“Fortunately, I met many nice teachers in my life who gave me encouragement. That’s why I chose to become a teacher,” she continues. After completing her degree, Lung started working as a full-time teacher in a secondary school.
In the classroom, Lung found students seemed to lack the initiative to learn. She wanted to find a way to get them more interested in their lessons. She thought songs would be perfect teaching tools because students love listening to pop music. They could help spread positive messages if the teenagers who listened to them learned the meanings of lyrics.
Last January, Lung shared her insight on her Facebook page.

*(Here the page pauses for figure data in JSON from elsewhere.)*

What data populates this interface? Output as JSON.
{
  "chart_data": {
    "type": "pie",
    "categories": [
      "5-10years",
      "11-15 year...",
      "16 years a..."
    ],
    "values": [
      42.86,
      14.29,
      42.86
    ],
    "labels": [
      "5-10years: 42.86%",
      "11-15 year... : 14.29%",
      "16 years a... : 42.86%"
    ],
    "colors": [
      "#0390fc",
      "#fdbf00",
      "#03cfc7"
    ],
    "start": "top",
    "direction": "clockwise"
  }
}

Dean Siu, her present manager, read the Facebook status and invited her to help rewrite lyrics of popular songs for him. Lung’s first attempt was to rework the lyrics to Canto-pop star Eason Chan Yik-shun’s Bitter Gourd.

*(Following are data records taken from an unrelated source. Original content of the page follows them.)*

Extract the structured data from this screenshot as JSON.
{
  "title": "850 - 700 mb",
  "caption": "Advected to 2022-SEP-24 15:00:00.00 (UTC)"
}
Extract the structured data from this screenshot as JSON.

The new version, Banana, was uploaded to YouTube. The singer’s name was given as Lung Siu-kwan. Explaining her stage-name, Lung says “Lung” symbolises the descendent of dragon, while “Kwan” means fungus in Chinese. “No matter how adverse the conditions are, I can persist and fight, like a fungus,” she says.
Lung Siu-kwan’s Banana track got more than 200,000 views in a short time and Lung received a lot of positive feedback. She decided to continue publishing songs on the internet as well as teaching. However the tight teaching schedule left little room for her to realise her ideas about education in class.

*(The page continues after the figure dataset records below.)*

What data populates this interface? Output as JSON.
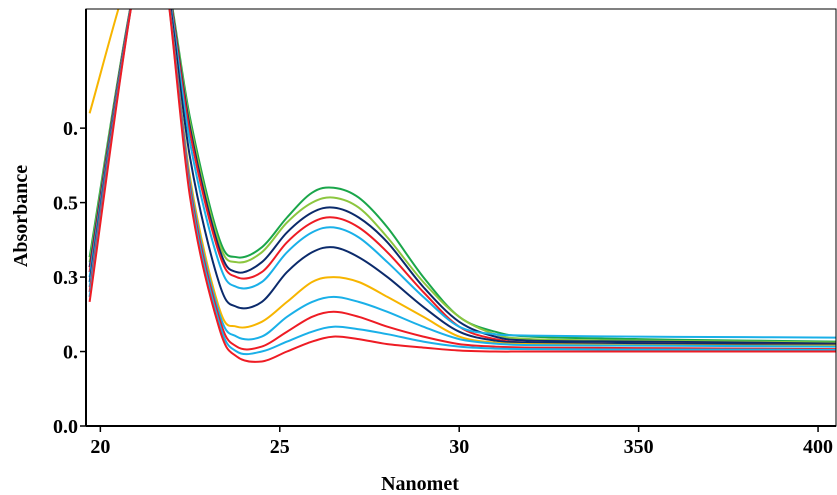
{
  "chart_data": {
    "type": "line",
    "title": "",
    "xlabel": "Nanomet",
    "ylabel": "Absorbance",
    "xlim": [
      196,
      405
    ],
    "ylim": [
      0.0,
      0.84
    ],
    "x_ticks": [
      {
        "value": 200,
        "label": "20"
      },
      {
        "value": 250,
        "label": "25"
      },
      {
        "value": 300,
        "label": "30"
      },
      {
        "value": 350,
        "label": "350"
      },
      {
        "value": 400,
        "label": "400"
      }
    ],
    "y_ticks": [
      {
        "value": 0.0,
        "label": "0.0"
      },
      {
        "value": 0.15,
        "label": "0."
      },
      {
        "value": 0.3,
        "label": "0.3"
      },
      {
        "value": 0.45,
        "label": "0.5"
      },
      {
        "value": 0.6,
        "label": "0."
      }
    ],
    "grid": false,
    "series": [
      {
        "color": "#1aa64a",
        "x": [
          197,
          210,
          217,
          225,
          233,
          238,
          245,
          252,
          259,
          265,
          272,
          280,
          290,
          300,
          310,
          320,
          350,
          380,
          405
        ],
        "y": [
          0.34,
          0.9,
          0.95,
          0.62,
          0.38,
          0.34,
          0.36,
          0.42,
          0.47,
          0.48,
          0.46,
          0.4,
          0.3,
          0.22,
          0.19,
          0.18,
          0.175,
          0.172,
          0.17
        ]
      },
      {
        "color": "#8cc63f",
        "x": [
          197,
          210,
          217,
          225,
          233,
          238,
          245,
          252,
          259,
          265,
          272,
          280,
          290,
          300,
          310,
          320,
          350,
          380,
          405
        ],
        "y": [
          0.33,
          0.9,
          0.95,
          0.61,
          0.37,
          0.33,
          0.35,
          0.41,
          0.45,
          0.46,
          0.44,
          0.38,
          0.29,
          0.22,
          0.185,
          0.175,
          0.172,
          0.17,
          0.168
        ]
      },
      {
        "color": "#0b2a6b",
        "x": [
          197,
          210,
          217,
          225,
          233,
          238,
          245,
          252,
          259,
          265,
          272,
          280,
          290,
          300,
          310,
          320,
          350,
          380,
          405
        ],
        "y": [
          0.32,
          0.9,
          0.95,
          0.6,
          0.36,
          0.31,
          0.33,
          0.39,
          0.43,
          0.44,
          0.42,
          0.37,
          0.28,
          0.21,
          0.18,
          0.172,
          0.17,
          0.168,
          0.166
        ]
      },
      {
        "color": "#ee1c24",
        "x": [
          197,
          210,
          217,
          225,
          233,
          238,
          245,
          252,
          259,
          265,
          272,
          280,
          290,
          300,
          310,
          320,
          350,
          380,
          405
        ],
        "y": [
          0.31,
          0.9,
          0.95,
          0.59,
          0.35,
          0.3,
          0.31,
          0.37,
          0.41,
          0.42,
          0.4,
          0.35,
          0.27,
          0.2,
          0.175,
          0.168,
          0.166,
          0.165,
          0.164
        ]
      },
      {
        "color": "#1ab0e8",
        "x": [
          197,
          210,
          217,
          225,
          233,
          238,
          245,
          252,
          259,
          265,
          272,
          280,
          290,
          300,
          310,
          320,
          350,
          380,
          405
        ],
        "y": [
          0.3,
          0.9,
          0.95,
          0.57,
          0.33,
          0.28,
          0.29,
          0.35,
          0.39,
          0.4,
          0.38,
          0.33,
          0.26,
          0.2,
          0.185,
          0.182,
          0.18,
          0.179,
          0.178
        ]
      },
      {
        "color": "#0b2a6b",
        "x": [
          197,
          210,
          217,
          225,
          233,
          238,
          245,
          252,
          259,
          265,
          272,
          280,
          290,
          300,
          310,
          320,
          350,
          380,
          405
        ],
        "y": [
          0.29,
          0.9,
          0.95,
          0.54,
          0.29,
          0.24,
          0.25,
          0.31,
          0.35,
          0.36,
          0.34,
          0.3,
          0.24,
          0.19,
          0.172,
          0.168,
          0.166,
          0.165,
          0.164
        ]
      },
      {
        "color": "#f7b500",
        "x": [
          197,
          210,
          217,
          225,
          233,
          238,
          245,
          252,
          259,
          265,
          272,
          280,
          290,
          300,
          310,
          320,
          350,
          380,
          405
        ],
        "y": [
          0.63,
          0.95,
          0.95,
          0.5,
          0.24,
          0.2,
          0.21,
          0.25,
          0.29,
          0.3,
          0.29,
          0.26,
          0.22,
          0.18,
          0.168,
          0.165,
          0.163,
          0.162,
          0.162
        ]
      },
      {
        "color": "#1ab0e8",
        "x": [
          197,
          210,
          217,
          225,
          233,
          238,
          245,
          252,
          259,
          265,
          272,
          280,
          290,
          300,
          310,
          320,
          350,
          380,
          405
        ],
        "y": [
          0.28,
          0.9,
          0.95,
          0.49,
          0.23,
          0.18,
          0.18,
          0.22,
          0.25,
          0.26,
          0.25,
          0.23,
          0.2,
          0.175,
          0.166,
          0.163,
          0.162,
          0.161,
          0.16
        ]
      },
      {
        "color": "#ee1c24",
        "x": [
          197,
          210,
          217,
          225,
          233,
          238,
          245,
          252,
          259,
          265,
          272,
          280,
          290,
          300,
          310,
          320,
          350,
          380,
          405
        ],
        "y": [
          0.27,
          0.9,
          0.95,
          0.48,
          0.22,
          0.16,
          0.16,
          0.19,
          0.22,
          0.23,
          0.22,
          0.2,
          0.18,
          0.165,
          0.16,
          0.158,
          0.157,
          0.156,
          0.155
        ]
      },
      {
        "color": "#1ab0e8",
        "x": [
          197,
          210,
          217,
          225,
          233,
          238,
          245,
          252,
          259,
          265,
          272,
          280,
          290,
          300,
          310,
          320,
          350,
          380,
          405
        ],
        "y": [
          0.26,
          0.9,
          0.95,
          0.47,
          0.21,
          0.15,
          0.15,
          0.17,
          0.19,
          0.2,
          0.195,
          0.185,
          0.17,
          0.16,
          0.156,
          0.155,
          0.154,
          0.154,
          0.153
        ]
      },
      {
        "color": "#ee1c24",
        "x": [
          197,
          210,
          217,
          225,
          233,
          238,
          245,
          252,
          259,
          265,
          272,
          280,
          290,
          300,
          310,
          320,
          350,
          380,
          405
        ],
        "y": [
          0.25,
          0.9,
          0.95,
          0.46,
          0.2,
          0.14,
          0.13,
          0.15,
          0.17,
          0.18,
          0.175,
          0.165,
          0.158,
          0.152,
          0.15,
          0.15,
          0.15,
          0.15,
          0.15
        ]
      }
    ]
  }
}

“The situation back then made me change my way of thinking. I hoped to continue my work in education using the lyrics I wrote,” she says. “I am an imaginative and creative person, so I decide to educate in another way.”
When a secondary school sent the internet singing sensation Lung Siu-kwan an invitation to perform in April, Lung felt she was ready for some changes and agreed. “I hoped I could sing in live shows and interact with audiences,” she recalls.
The only problem was Lung was still a full-time teacher and performing publicly would affect her job.